Ketua Komisi Nasional (Komnas) Perempuan Yuniati Chuzaifah,ketiga dari kiri. ( Foto: Endang Saputra)

JAKARTA,SATUHARAPAN.COM – Ketua Komisi Nasional (Komnas) Perempuan, Yuniati Chuzaifah mengatakan dalam kasus terorisme, istri seorang tersangka teroris sering menjadi “korban” pemerintah, karena dia diduga sering disiksa atau disudutkan.

Menurutnya di mana dan kapan saja, istri seorang teroris kerap ditawan demi mendapatkan informasi keberadaan suaminya.

"Biasanya ada titik suaminya yang pasrah, takut istrinya diapa-apain dan ada juga si istri dibiarkan saja jadi target, kemudian perempuan jadi alat kebijakan," kata Yuniati dalam sebuah diskusi bertema “ Perempuan-Perempuan Fundamentalis” di Utan Kayu 68 H Jakarta Timur, Rabu (26/11) malam

Karena itu, kata Yuniati, mencontohkan masyarakat Amerika Latin pernah menentang kata terorisme. Sebab, banyak perempuan yang menjadi korban, seperti diperkosa dan tidak boleh keluar rumah.

"Publik internasional menganggap, itu kejahatan. Lalu kemudian, turunlah serangan-serangan atas nama anti-terorisme. Nah, ini juga bermasalah," kata dia,

Dampak fundamentalisme lainnya terhadap hak asasi manusia (HAM) perempuan, kata dia, juga berpengaruh dalam realitas sosial lainnya.
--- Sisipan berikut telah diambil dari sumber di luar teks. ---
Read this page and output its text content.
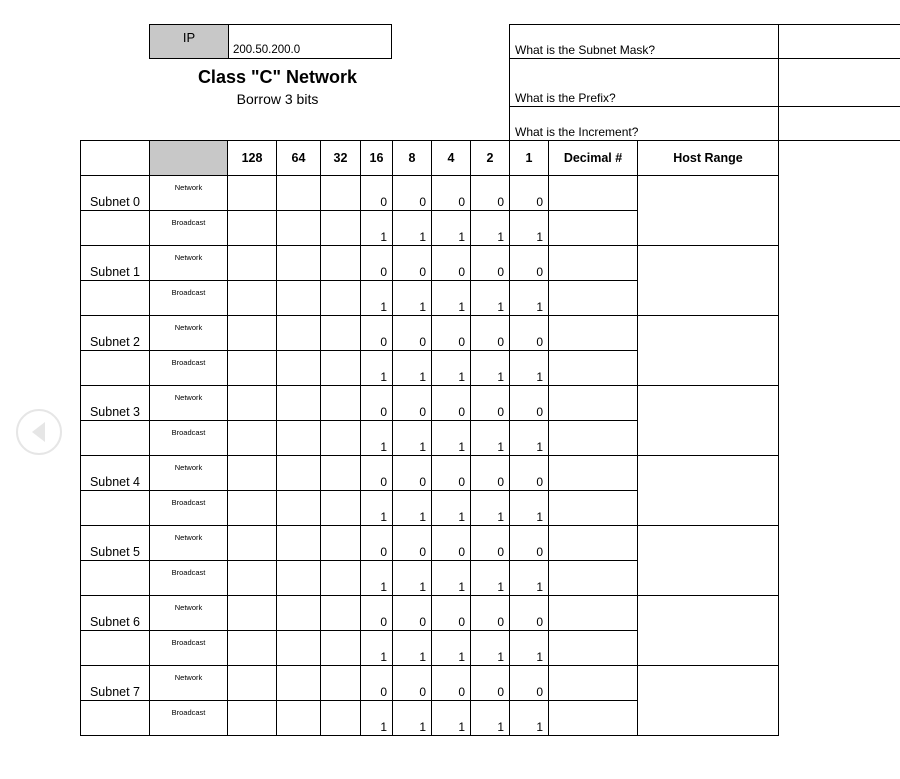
IP
200.50.200.0
Class "C" Network
Borrow 3 bits
What is the Subnet Mask?
What is the Prefix?
What is the Increment?
		128	64	32	16	8	4	2	1	Decimal #	Host Range
Subnet 0	Network				0	0	0	0	0		
	Broadcast				1	1	1	1	1		
Subnet 1	Network				0	0	0	0	0		
	Broadcast				1	1	1	1	1		
Subnet 2	Network				0	0	0	0	0		
	Broadcast				1	1	1	1	1		
Subnet 3	Network				0	0	0	0	0		
	Broadcast				1	1	1	1	1		
Subnet 4	Network				0	0	0	0	0		
	Broadcast				1	1	1	1	1		
Subnet 5	Network				0	0	0	0	0		
	Broadcast				1	1	1	1	1		
Subnet 6	Network				0	0	0	0	0		
	Broadcast				1	1	1	1	1		
Subnet 7	Network				0	0	0	0	0		
	Broadcast				1	1	1	1	1		
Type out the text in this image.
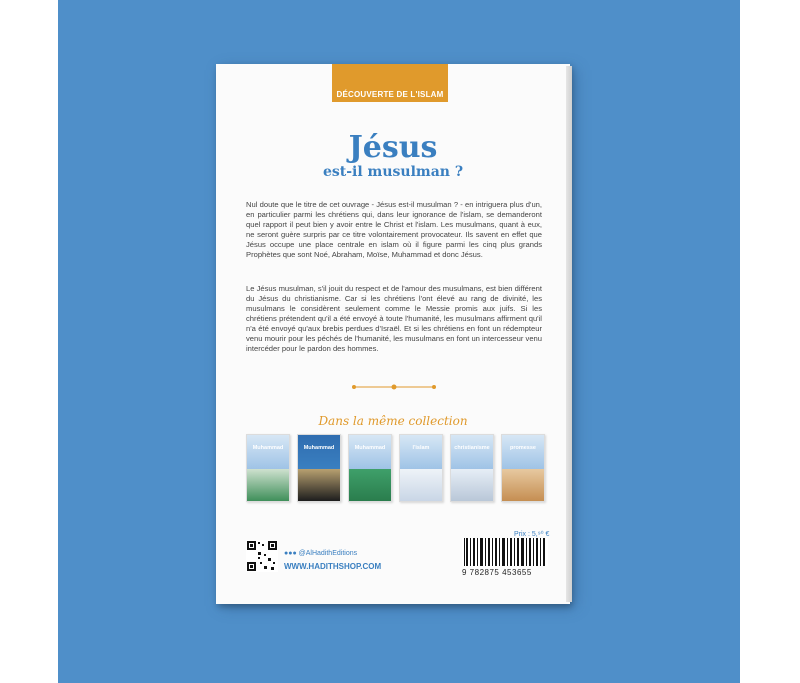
DÉCOUVERTE DE L'ISLAM
Jésus
est-il musulman ?
Nul doute que le titre de cet ouvrage - Jésus est-il musulman ? - en intriguera plus d'un, en particulier parmi les chrétiens qui, dans leur ignorance de l'islam, se demanderont quel rapport il peut bien y avoir entre le Christ et l'islam. Les musulmans, quant à eux, ne seront guère surpris par ce titre volontairement provocateur. Ils savent en effet que Jésus occupe une place centrale en islam où il figure parmi les cinq plus grands Prophètes que sont Noé, Abraham, Moïse, Muhammad et donc Jésus.
Le Jésus musulman, s'il jouit du respect et de l'amour des musulmans, est bien différent du Jésus du christianisme. Car si les chrétiens l'ont élevé au rang de divinité, les musulmans le considèrent seulement comme le Messie promis aux juifs. Si les chrétiens prétendent qu'il a été envoyé à toute l'humanité, les musulmans affirment qu'il n'a été envoyé qu'aux brebis perdues d'Israël. Et si les chrétiens en font un rédempteur venu mourir pour les péchés de l'humanité, les musulmans en font un intercesseur venu intercéder pour le pardon des hommes.
Dans la même collection
Muhammad	Muhammad	Muhammad	l'islam	christianisme	promesse
●●● @AlHadithEditions
WWW.HADITHSHOP.COM
Prix : 5,⁹⁰ €
9 782875 453655
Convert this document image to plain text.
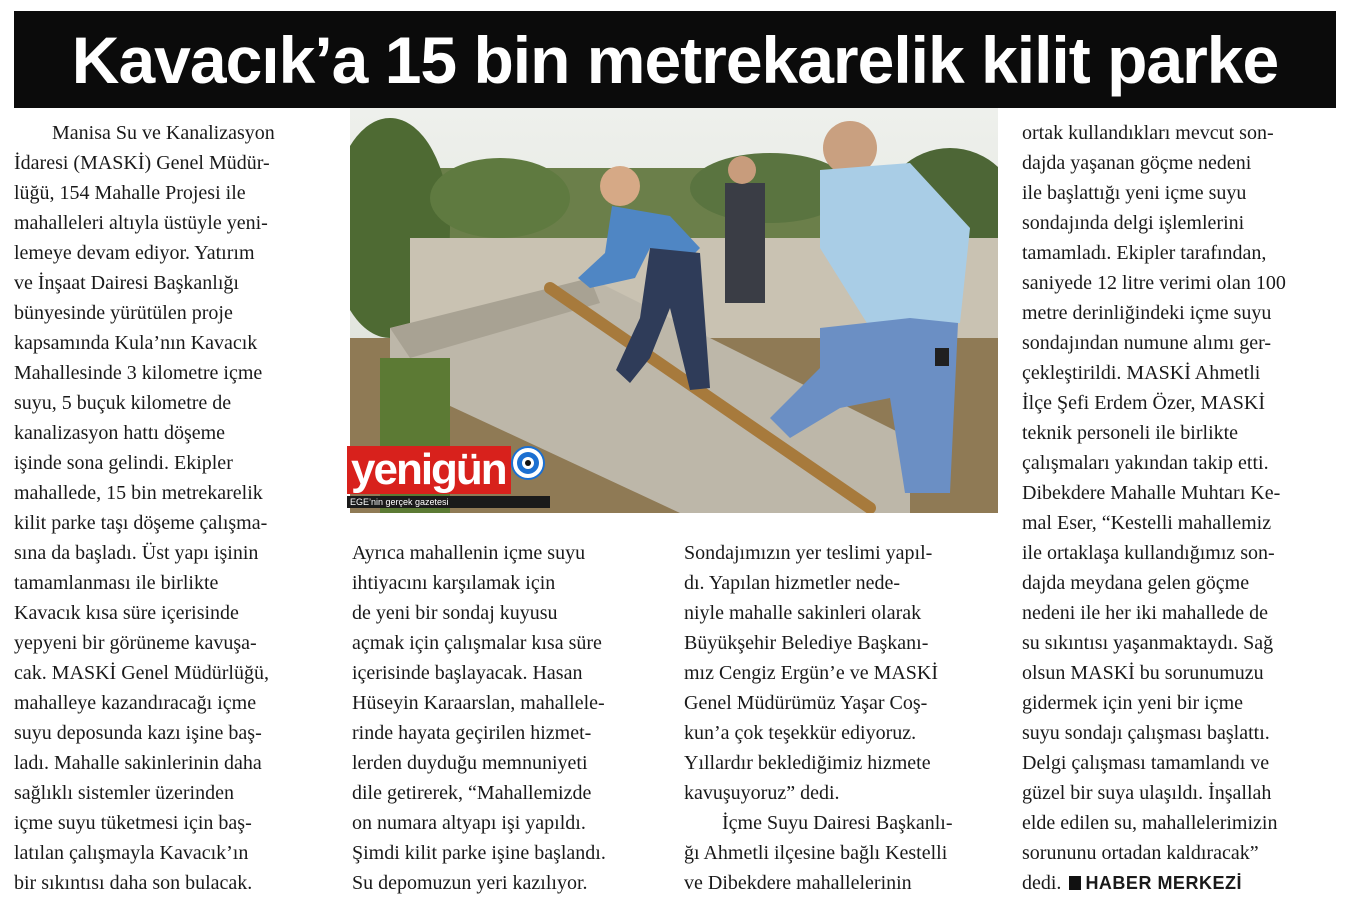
Kavacık’a 15 bin metrekarelik kilit parke
Manisa Su ve Kanalizasyon
İdaresi (MASKİ) Genel Müdür-
lüğü, 154 Mahalle Projesi ile
mahalleleri altıyla üstüyle yeni-
lemeye devam ediyor. Yatırım
ve İnşaat Dairesi Başkanlığı
bünyesinde yürütülen proje
kapsamında Kula’nın Kavacık
Mahallesinde 3 kilometre içme
suyu, 5 buçuk kilometre de
kanalizasyon hattı döşeme
işinde sona gelindi. Ekipler
mahallede, 15 bin metrekarelik
kilit parke taşı döşeme çalışma-
sına da başladı. Üst yapı işinin
tamamlanması ile birlikte
Kavacık kısa süre içerisinde
yepyeni bir görüneme kavuşa-
cak. MASKİ Genel Müdürlüğü,
mahalleye kazandıracağı içme
suyu deposunda kazı işine baş-
ladı. Mahalle sakinlerinin daha
sağlıklı sistemler üzerinden
içme suyu tüketmesi için baş-
latılan çalışmayla Kavacık’ın
bir sıkıntısı daha son bulacak.
yenigün
EGE’nin gerçek gazetesi
Ayrıca mahallenin içme suyu
ihtiyacını karşılamak için
de yeni bir sondaj kuyusu
açmak için çalışmalar kısa süre
içerisinde başlayacak. Hasan
Hüseyin Karaarslan, mahallele-
rinde hayata geçirilen hizmet-
lerden duyduğu memnuniyeti
dile getirerek, “Mahallemizde
on numara altyapı işi yapıldı.
Şimdi kilit parke işine başlandı.
Su depomuzun yeri kazılıyor.
Sondajımızın yer teslimi yapıl-
dı. Yapılan hizmetler nede-
niyle mahalle sakinleri olarak
Büyükşehir Belediye Başkanı-
mız Cengiz Ergün’e ve MASKİ
Genel Müdürümüz Yaşar Coş-
kun’a çok teşekkür ediyoruz.
Yıllardır beklediğimiz hizmete
kavuşuyoruz” dedi.
İçme Suyu Dairesi Başkanlı-
ğı Ahmetli ilçesine bağlı Kestelli
ve Dibekdere mahallelerinin
ortak kullandıkları mevcut son-
dajda yaşanan göçme nedeni
ile başlattığı yeni içme suyu
sondajında delgi işlemlerini
tamamladı. Ekipler tarafından,
saniyede 12 litre verimi olan 100
metre derinliğindeki içme suyu
sondajından numune alımı ger-
çekleştirildi. MASKİ Ahmetli
İlçe Şefi Erdem Özer, MASKİ
teknik personeli ile birlikte
çalışmaları yakından takip etti.
Dibekdere Mahalle Muhtarı Ke-
mal Eser, “Kestelli mahallemiz
ile ortaklaşa kullandığımız son-
dajda meydana gelen göçme
nedeni ile her iki mahallede de
su sıkıntısı yaşanmaktaydı. Sağ
olsun MASKİ bu sorunumuzu
gidermek için yeni bir içme
suyu sondajı çalışması başlattı.
Delgi çalışması tamamlandı ve
güzel bir suya ulaşıldı. İnşallah
elde edilen su, mahallelerimizin
sorununu ortadan kaldıracak”
dedi. HABER MERKEZİ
Misalnya, pembatasan terhadap kebebasan berekspresi dan berpolitik yang dialami para perempuan yang mendemonstrasi GKI Yasmin.

"Tapi yang menarik perempuan-perempuan para pendemo GKI Yasmin itu, kita tanya, ‘bagaimana pendapat perempuan Muslim di sana?’ Kita pikir orang-orang akan anti-semua, anti-gereja. Ternyata tidak. Perempuan di sana justru berharap, moga-moga bapak RT/RW-nya bukan orang itu lagi, karena kalau orang itu lagi, kami akan dimobilisasi (berdemonstrasi, red) terus dan terus lagi," kata dia.

Yuniati mengungkapkan, fundamentalisme itu berpengaruh terhadap menyempitnya ruang gerak dan dikhawatirkan berlangsung masif di Aceh, karena banyak warganya kehilangan kedaulatan. Pasalnya, ruang privat menjadi salah satu objek regulasi atau Qanun.

"Kebijakan diskrimatif itu (penyempitan ruang gerak, red), sudah 365 kasus. Dalam kurun waktu tiga tahun, naik dua kali lipat. Ini penting untuk kita pikirkan, jangan-jangan kita sibuk di level nasional, tapi absen dalam politik daerah," katanya.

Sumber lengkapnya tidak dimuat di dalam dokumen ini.